Skin cancer rates in Scotland 'soar' since 1970s
- 21 April 2014
- From the section Scotland
The advent of the package holiday and the fashion for tans has seen skin cancer rates soar in Scotland since the 1970s, according to a charity.
Cancer Research UK said about 18 people in every 100,000 in Scotland were diagnosed with malignant melanoma annually.
In the 1970s, the figure was only about four in every 100,000 people.
Malignant melanoma is now the fifth most common cancer in Scotland.
On average 1,200 people are now developing the most serious form of skin cancer every year - compared with about 190 in the mid-1970s.
Cancer Research UK has launched a campaign to encourage people to look after themselves in the sunshine.
A spokesman for the charity said: "The rise is partly down to an explosion in package holidays to Europe dating from the late 1960s and the increasing popularity of the must-have tan, often achieved only after damaging sunburn.

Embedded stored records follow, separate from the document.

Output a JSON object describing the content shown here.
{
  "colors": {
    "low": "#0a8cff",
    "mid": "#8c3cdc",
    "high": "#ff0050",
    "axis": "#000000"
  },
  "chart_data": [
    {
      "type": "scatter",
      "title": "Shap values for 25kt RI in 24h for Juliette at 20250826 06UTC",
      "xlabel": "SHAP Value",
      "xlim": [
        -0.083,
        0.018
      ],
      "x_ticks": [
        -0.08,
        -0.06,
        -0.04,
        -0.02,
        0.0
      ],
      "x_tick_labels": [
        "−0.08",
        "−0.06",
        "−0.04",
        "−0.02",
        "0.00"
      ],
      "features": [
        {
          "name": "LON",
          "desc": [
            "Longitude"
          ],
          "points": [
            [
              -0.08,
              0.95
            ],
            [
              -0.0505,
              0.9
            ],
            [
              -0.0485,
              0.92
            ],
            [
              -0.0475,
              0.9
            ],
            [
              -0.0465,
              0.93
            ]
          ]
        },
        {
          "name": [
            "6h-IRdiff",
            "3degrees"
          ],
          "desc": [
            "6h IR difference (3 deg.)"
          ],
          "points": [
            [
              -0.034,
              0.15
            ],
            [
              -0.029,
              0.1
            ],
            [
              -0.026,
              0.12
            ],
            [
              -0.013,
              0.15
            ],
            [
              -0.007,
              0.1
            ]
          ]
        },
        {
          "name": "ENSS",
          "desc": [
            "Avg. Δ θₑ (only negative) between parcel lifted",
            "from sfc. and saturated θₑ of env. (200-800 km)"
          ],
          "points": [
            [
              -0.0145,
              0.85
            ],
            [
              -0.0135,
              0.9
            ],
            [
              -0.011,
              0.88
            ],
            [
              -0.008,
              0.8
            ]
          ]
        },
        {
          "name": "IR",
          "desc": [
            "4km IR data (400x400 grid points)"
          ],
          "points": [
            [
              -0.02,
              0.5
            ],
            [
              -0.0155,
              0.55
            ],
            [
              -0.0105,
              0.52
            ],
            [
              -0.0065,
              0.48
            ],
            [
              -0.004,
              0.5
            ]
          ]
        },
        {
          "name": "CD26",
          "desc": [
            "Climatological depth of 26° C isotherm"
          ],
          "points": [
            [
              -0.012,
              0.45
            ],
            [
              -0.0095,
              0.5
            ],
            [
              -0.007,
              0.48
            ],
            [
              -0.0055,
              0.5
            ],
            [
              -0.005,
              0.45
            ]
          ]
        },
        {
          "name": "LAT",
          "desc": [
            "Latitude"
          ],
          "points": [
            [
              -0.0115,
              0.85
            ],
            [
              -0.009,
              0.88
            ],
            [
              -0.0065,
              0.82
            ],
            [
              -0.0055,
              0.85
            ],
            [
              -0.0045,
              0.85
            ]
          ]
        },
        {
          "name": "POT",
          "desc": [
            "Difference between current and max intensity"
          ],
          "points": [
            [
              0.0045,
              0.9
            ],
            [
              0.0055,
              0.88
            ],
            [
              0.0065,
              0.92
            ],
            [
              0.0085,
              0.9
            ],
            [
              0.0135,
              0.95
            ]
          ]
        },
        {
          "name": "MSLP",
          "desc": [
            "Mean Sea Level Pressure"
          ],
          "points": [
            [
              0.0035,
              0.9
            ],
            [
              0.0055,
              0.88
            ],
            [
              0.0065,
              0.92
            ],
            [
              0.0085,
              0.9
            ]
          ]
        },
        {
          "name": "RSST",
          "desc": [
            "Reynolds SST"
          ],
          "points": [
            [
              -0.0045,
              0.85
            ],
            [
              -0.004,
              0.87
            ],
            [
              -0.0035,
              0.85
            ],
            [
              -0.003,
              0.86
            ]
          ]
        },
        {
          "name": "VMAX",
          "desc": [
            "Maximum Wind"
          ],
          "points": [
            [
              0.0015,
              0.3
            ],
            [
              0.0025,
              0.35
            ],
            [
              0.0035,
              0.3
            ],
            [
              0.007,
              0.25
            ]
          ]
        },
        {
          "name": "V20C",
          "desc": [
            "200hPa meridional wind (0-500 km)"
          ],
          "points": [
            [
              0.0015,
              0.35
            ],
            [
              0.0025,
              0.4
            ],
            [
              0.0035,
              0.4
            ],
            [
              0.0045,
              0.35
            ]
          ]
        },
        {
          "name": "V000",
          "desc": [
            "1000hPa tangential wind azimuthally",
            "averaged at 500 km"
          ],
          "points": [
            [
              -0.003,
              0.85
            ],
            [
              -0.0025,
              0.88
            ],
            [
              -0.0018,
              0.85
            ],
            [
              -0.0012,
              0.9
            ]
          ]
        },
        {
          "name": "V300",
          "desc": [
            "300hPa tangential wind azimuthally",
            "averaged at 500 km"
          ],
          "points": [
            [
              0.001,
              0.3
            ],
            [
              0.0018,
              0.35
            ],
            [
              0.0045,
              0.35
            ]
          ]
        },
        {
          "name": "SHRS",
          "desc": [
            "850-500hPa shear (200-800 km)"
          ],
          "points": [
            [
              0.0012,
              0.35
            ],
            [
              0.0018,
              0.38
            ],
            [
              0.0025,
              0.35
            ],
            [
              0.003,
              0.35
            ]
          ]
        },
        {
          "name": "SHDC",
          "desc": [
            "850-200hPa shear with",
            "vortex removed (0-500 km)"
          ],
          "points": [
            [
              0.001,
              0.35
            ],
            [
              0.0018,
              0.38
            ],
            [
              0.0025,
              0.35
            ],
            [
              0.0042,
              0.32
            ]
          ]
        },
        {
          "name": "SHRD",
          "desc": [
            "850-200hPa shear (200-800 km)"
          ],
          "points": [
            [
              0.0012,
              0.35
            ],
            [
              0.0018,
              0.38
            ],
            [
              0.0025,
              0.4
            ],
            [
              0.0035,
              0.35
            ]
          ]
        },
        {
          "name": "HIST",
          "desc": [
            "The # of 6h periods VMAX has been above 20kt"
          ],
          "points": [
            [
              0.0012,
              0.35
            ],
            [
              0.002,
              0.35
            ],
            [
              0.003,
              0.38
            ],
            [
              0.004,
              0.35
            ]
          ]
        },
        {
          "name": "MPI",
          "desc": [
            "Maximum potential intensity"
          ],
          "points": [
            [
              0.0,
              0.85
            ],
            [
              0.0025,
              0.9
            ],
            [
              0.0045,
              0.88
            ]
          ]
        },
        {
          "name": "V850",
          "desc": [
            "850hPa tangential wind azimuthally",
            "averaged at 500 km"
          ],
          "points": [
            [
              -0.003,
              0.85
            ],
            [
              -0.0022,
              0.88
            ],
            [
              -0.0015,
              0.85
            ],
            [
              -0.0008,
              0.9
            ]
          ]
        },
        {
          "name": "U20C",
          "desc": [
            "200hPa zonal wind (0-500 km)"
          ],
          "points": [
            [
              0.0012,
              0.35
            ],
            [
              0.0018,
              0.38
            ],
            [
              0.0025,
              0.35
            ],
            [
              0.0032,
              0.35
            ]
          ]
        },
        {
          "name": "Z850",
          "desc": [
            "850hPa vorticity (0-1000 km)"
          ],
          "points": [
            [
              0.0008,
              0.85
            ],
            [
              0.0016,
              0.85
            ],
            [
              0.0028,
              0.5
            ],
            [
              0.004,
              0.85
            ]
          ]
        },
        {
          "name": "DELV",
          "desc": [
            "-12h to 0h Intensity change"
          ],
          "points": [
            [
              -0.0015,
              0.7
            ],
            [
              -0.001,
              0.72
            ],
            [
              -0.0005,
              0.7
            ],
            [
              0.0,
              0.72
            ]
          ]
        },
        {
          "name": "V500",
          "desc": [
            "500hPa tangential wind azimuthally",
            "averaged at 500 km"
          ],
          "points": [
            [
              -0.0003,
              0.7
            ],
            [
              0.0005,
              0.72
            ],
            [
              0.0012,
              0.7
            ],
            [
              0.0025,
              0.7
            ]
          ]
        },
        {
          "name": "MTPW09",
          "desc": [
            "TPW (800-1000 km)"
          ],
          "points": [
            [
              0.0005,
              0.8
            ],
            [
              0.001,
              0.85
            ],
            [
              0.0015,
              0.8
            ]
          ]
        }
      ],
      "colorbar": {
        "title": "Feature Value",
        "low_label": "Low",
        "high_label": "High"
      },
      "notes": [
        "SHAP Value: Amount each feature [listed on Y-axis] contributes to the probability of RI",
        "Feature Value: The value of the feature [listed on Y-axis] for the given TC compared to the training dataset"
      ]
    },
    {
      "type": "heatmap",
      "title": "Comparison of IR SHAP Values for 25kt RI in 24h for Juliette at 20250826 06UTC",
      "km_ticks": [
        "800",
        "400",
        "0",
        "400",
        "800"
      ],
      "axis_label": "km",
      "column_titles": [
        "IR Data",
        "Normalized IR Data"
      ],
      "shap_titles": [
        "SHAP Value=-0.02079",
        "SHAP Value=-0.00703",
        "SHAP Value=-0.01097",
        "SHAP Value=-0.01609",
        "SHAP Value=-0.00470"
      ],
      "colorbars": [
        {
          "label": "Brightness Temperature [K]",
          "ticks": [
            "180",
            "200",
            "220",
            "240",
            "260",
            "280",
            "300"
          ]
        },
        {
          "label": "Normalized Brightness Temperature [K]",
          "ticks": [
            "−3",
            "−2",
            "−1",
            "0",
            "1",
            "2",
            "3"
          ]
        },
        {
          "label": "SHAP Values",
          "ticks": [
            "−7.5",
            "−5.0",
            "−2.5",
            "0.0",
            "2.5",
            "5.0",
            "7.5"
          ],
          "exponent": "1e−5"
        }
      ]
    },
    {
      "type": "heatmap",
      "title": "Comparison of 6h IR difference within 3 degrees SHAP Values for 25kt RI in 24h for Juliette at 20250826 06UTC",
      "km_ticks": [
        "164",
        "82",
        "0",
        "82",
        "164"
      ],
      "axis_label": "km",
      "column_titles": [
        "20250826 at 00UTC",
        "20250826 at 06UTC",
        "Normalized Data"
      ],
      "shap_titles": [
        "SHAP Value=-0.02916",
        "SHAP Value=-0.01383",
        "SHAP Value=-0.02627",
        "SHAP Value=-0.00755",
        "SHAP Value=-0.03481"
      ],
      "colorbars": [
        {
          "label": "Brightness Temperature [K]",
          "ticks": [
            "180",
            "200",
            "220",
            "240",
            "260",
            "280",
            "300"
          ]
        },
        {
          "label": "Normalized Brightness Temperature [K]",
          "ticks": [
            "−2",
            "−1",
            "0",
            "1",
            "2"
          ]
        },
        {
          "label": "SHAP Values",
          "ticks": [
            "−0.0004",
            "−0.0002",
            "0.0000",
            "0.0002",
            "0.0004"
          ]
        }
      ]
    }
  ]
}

"The boom in sunbed use has also helped to fuel the increase in skin cancer and better detection methods may also have contributed to the increase in the number of people diagnosed."
The campaign advises people to stay out of the sun when it is at its strongest, usually between 11:00 and 15:00.
It recommends wearing a wide-brimmed hat, a T-shirt and sunglasses when in the sun and protecting exposed skin with sunscreen with a minimum of factor 15.
Mother-of-three Caroline Begg, from Glasgow, offered her support to the campaign after fighting malignant melanoma.
The receptionist used sunbeds before being diagnosed eight years ago at the age of 26.
A mole on her back prompted her to go to the doctor and she said she was lucky the cancer was picked up early.
Ms Begg, 34, said: "I have a large scar on my back but that's nothing compared with what could have happened. I could have ended up not being able to have children. I could have died.
"I was aware that the sun could age your skin but didn't even think about skin cancer. I'm fair skinned with freckles and moles so I'm actually in a high risk category.
"I make sure my kids don't stay out in the sun too long, always use sun cream and I try to put special sun suits on the children in the summer too."
Lisa Adams, Cancer Research UK spokeswoman for Scotland, said: "We know overexposure to UV rays from the sun or sunbeds is the main cause of skin cancer. This means, in many cases, the disease can be prevented, so it's essential to get into good sun safety habits, whether at home or abroad.
"Sadly more and more people in Scotland are being diagnosed with malignant melanoma each year. But the good news is that survival is amongst the highest for any cancer. More than eight in 10 people will now survive the disease."